I don’t know if it was love at first sight, but sparks definitely flew. We had six blissful weeks together and each day was an adventure. When we went our separate ways (him to Australia and me home) it was horrendous. After a couple of days in the UK I realised I was making a huge mistake, and within a fortnight I was on a flight heading down under. My future was uncertain and funds were fast running out, but I knew I would regret not going and seeing what could have been. We spent a year between Oz, the SE Asian country we met and home, then decided to head back to Asia more long term around our first anniversary.
It was all such a whirlwind, we didn’t have a solid plan and thought we’d look for English teaching jobs when we got there. After less than a week we were given the opportunity to set up a shop above an established charity. The previous occupant had left rather dramatically and they needed new folk upstairs that they could trust. A few weeks into being back things reached a very messy head with my family and I cut ties with them all. I was a complete state for a long time afterwards. Looking back I was totally incapable of setting up a new life in a country where we didn’t speak the language or have any real friends. We lasted almost a year, but things were not as we imagined they would be. Being a tourist in a place like that and living there as an ex-pat are two very different things, which we discovered the hard way.
When we returned home at the start of 2006 it was separately. We then had an awful ‘are they on again are they off again?’ relationship for the best part of the year. During this time I worked for a man who would give Meryl Streep a run for her money in the Devil Wears Prada. Breakdown number two came in the November, and I finally woke up to my addictions and got clean as they say in the movies. I also realised I was in great danger of losing the best thing had happened to me. Hubby gave me one last chance thank goodness, and we headed into 2007 under very different circumstances. I was no longer unable to have a glass of wine without finishing the bottle. I no longer had any interest in going out partying all night. I worked incredibly hard to became a better person than the one I was perhaps ‘destined’ to be given my background and start in life. At the beginning of 2008 I was presented with a beautiful diamond and we were married a year later, while pregnant with our 4yo. By then I didn’t have to work hard to be a better person, I already was one.
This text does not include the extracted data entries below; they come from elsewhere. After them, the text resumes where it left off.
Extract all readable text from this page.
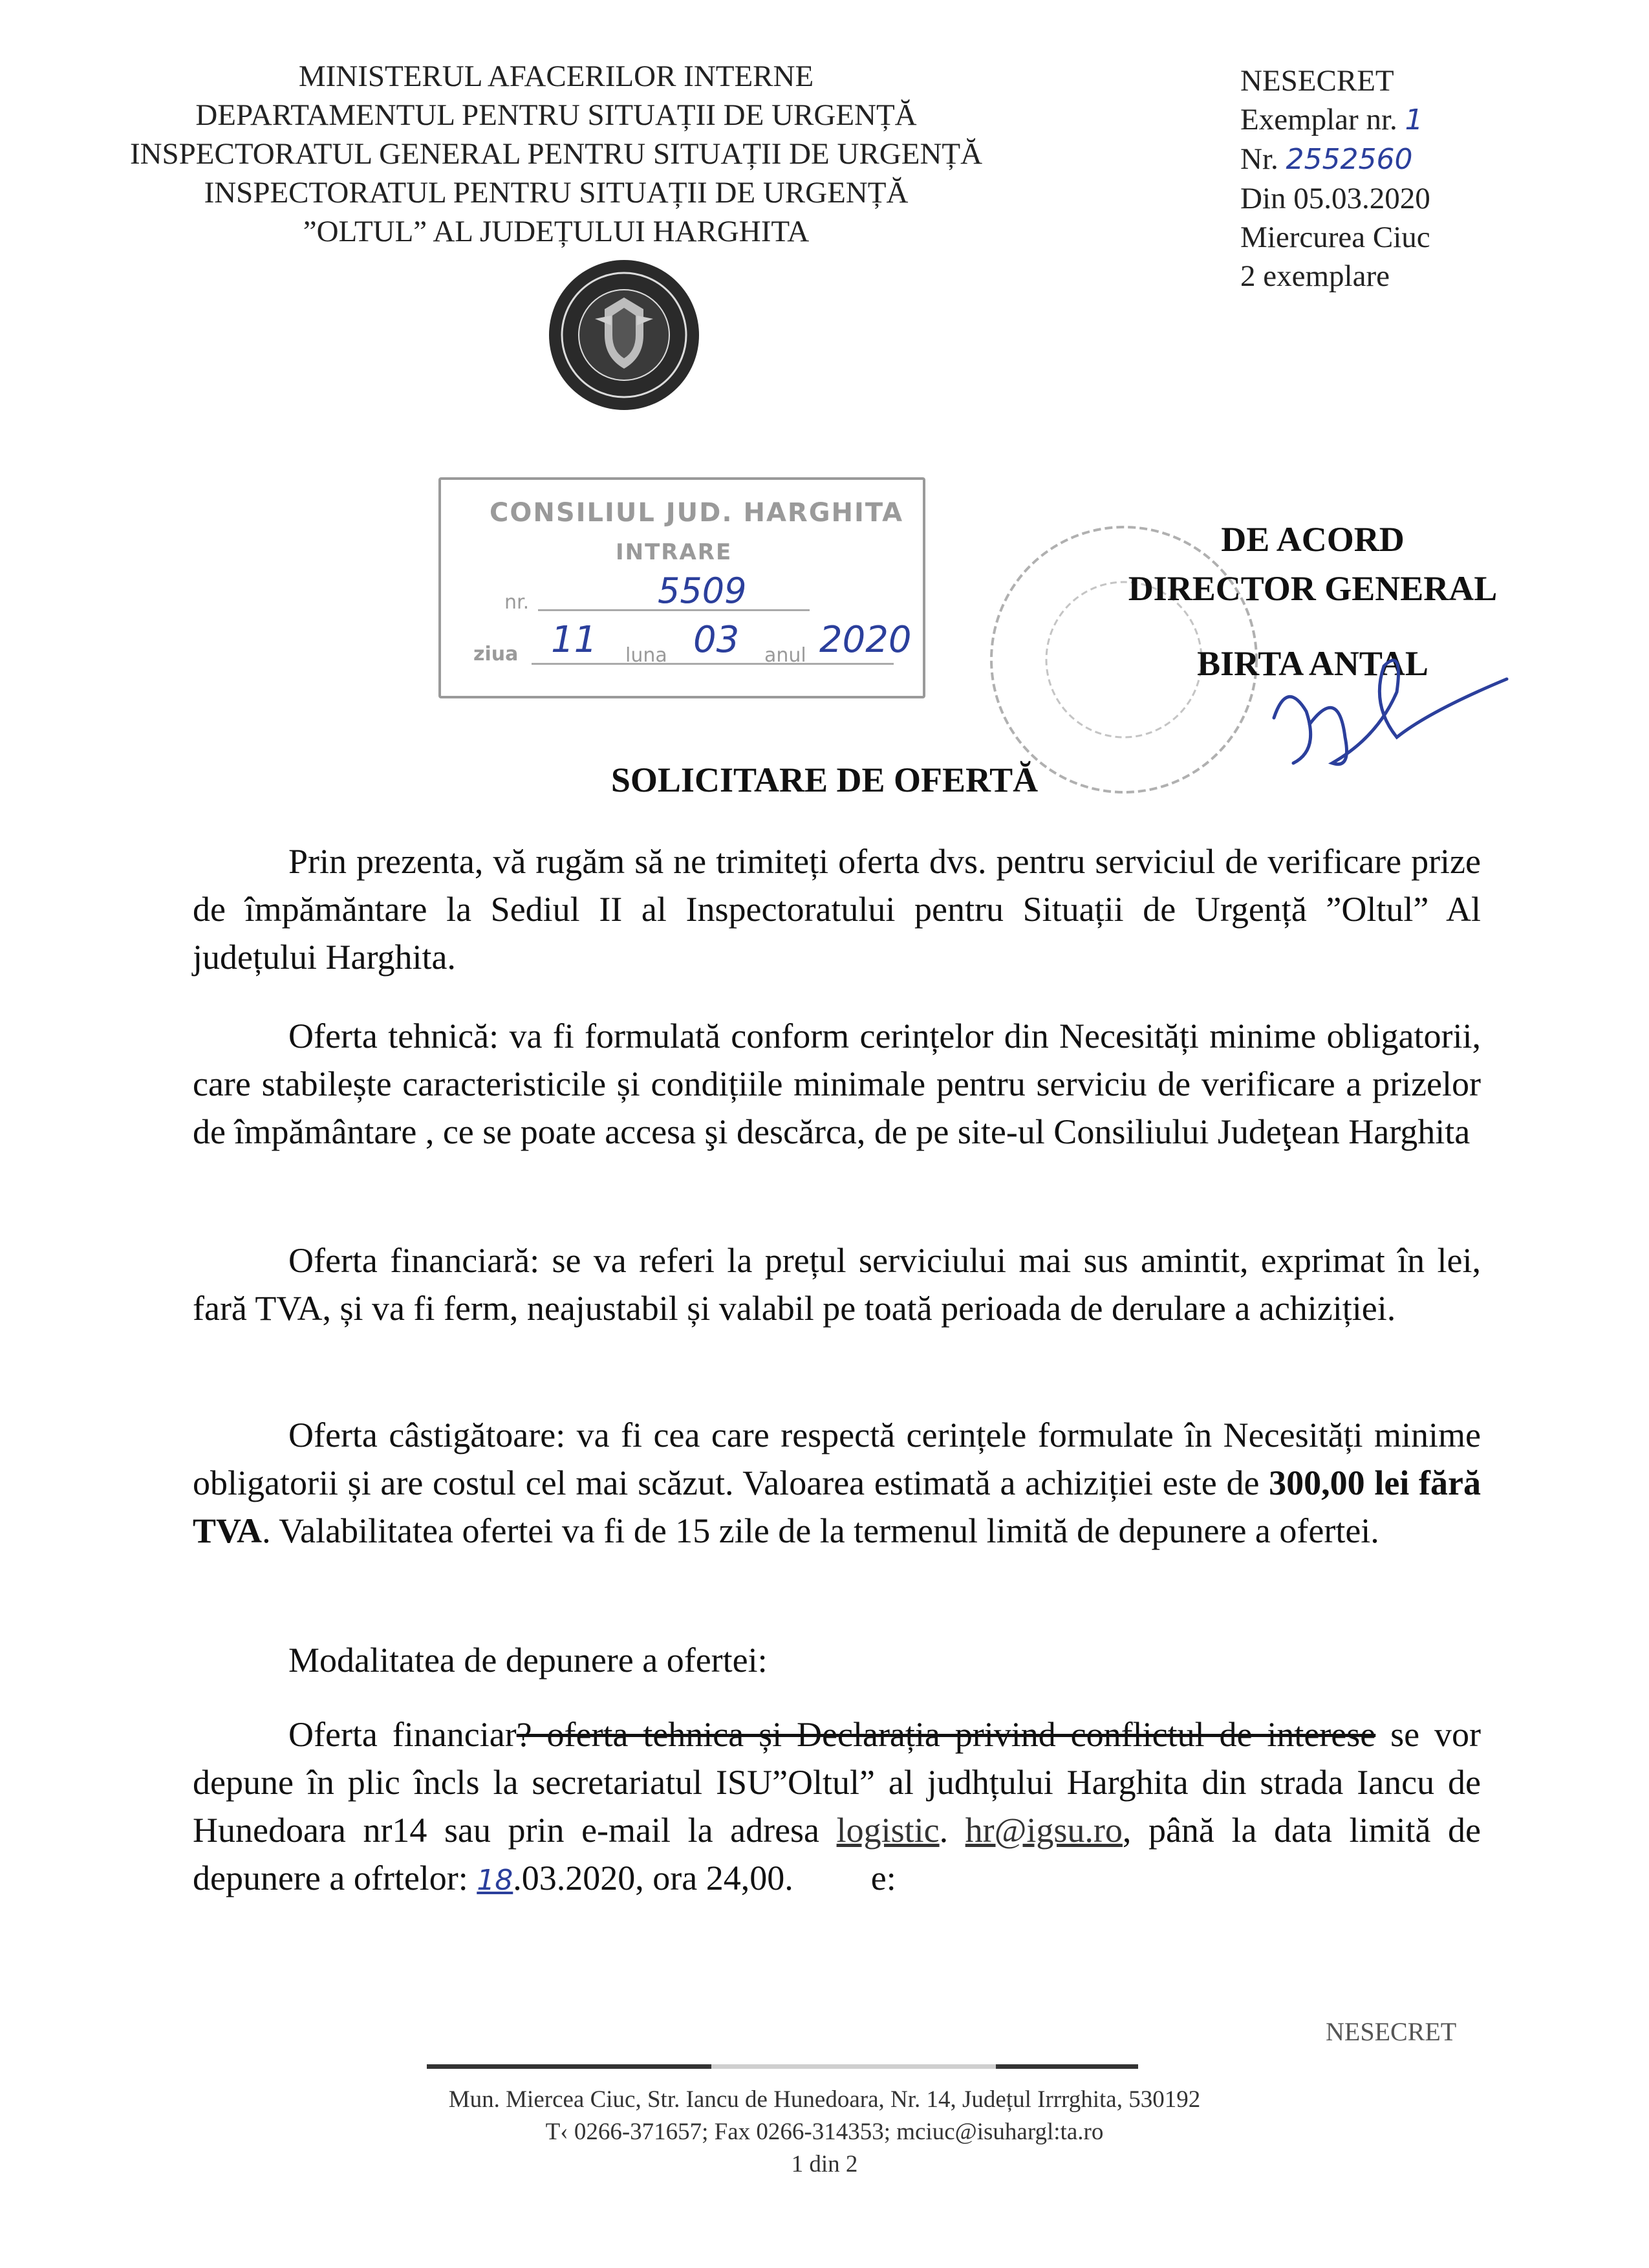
MINISTERUL AFACERILOR INTERNE
DEPARTAMENTUL PENTRU SITUAȚII DE URGENȚĂ
INSPECTORATUL GENERAL PENTRU SITUAȚII DE URGENȚĂ
INSPECTORATUL PENTRU SITUAȚII DE URGENȚĂ
”OLTUL” AL JUDEȚULUI HARGHITA
NESECRET
Exemplar nr. 1
Nr. 2552560
Din 05.03.2020
Miercurea Ciuc
2 exemplare
CONSILIUL JUD. HARGHITA
INTRARE
nr.	5509
ziua 11 luna 03 anul 2020
DE ACORD
DIRECTOR GENERAL
BIRTA ANTAL
SOLICITARE DE OFERTĂ

Prin prezenta, vă rugăm să ne trimiteți oferta dvs. pentru serviciul de verificare prize de împămăntare la Sediul II al Inspectoratului pentru Situații de Urgență ”Oltul” Al județului Harghita.

Oferta tehnică: va fi formulată conform cerințelor din Necesități minime obligatorii, care stabilește caracteristicile și condițiile minimale pentru serviciu de verificare a prizelor de împământare , ce se poate accesa şi descărca, de pe site-ul Consiliului Judeţean Harghita

Oferta financiară: se va referi la prețul serviciului mai sus amintit, exprimat în lei, fară TVA, și va fi ferm, neajustabil și valabil pe toată perioada de derulare a achiziției.

Oferta câstigătoare: va fi cea care respectă cerințele formulate în Necesități minime obligatorii și are costul cel mai scăzut. Valoarea estimată a achiziției este de 300,00 lei fără TVA. Valabilitatea ofertei va fi de 15 zile de la termenul limită de depunere a ofertei.

Modalitatea de depunere a ofertei:

Oferta financiar? oferta tehnica și Declarația privind conflictul de interese se vor depune în plic încls la secretariatul ISU”Oltul” al judhțului Harghita din strada Iancu de Hunedoara nr14 sau prin e-mail la adresa logistic. hr@igsu.ro, până la data limită de depunere a ofrtelor: 18.03.2020, ora 24,00. e:

NESECRET
Mun. Miercea Ciuc, Str. Iancu de Hunedoara, Nr. 14, Județul Irrrghita, 530192
T‹ 0266-371657; Fax 0266-314353; mciuc@isuhargl:ta.ro
1 din 2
It hasn’t been sunshine and roses from then until now. Hubby and I have overcome massive obstacles since we became parents, and continue to do so on a weekly basis. I still have the odd moment whereby succumbing to the dark clouds is my only option. Just last week I had an awful day, woke up in a fowl mood and went to bed in one. But we’re all allowed an off day every now and then, and I don’t beat myself up for them like I used to.
There are people that you meet who seem to easily breeze through life. It’s as if they were born under a lucky star and it follows them everywhere. On the flip side some folk get the rawest end of the deal – I can’t even comprehend the pain of losing a child or husband. For most of us though, how we deal with the hand we are dealt determines our fortune. You can call me a plethora of things, but lucky is not one of them. I have taken massive risks over the years to obtain my happiness, and I have to work hard to maintain the status quo.
We all have control over our own destiny, and it is up to each of us to ensure that we live our lives being the best we can possibly be. I truly believe that anyone can change their ways – no matter how naughty or wicked. Anyone is capable of breaking away from what I call the cycle of dysfunction. You just have to want to badly enough.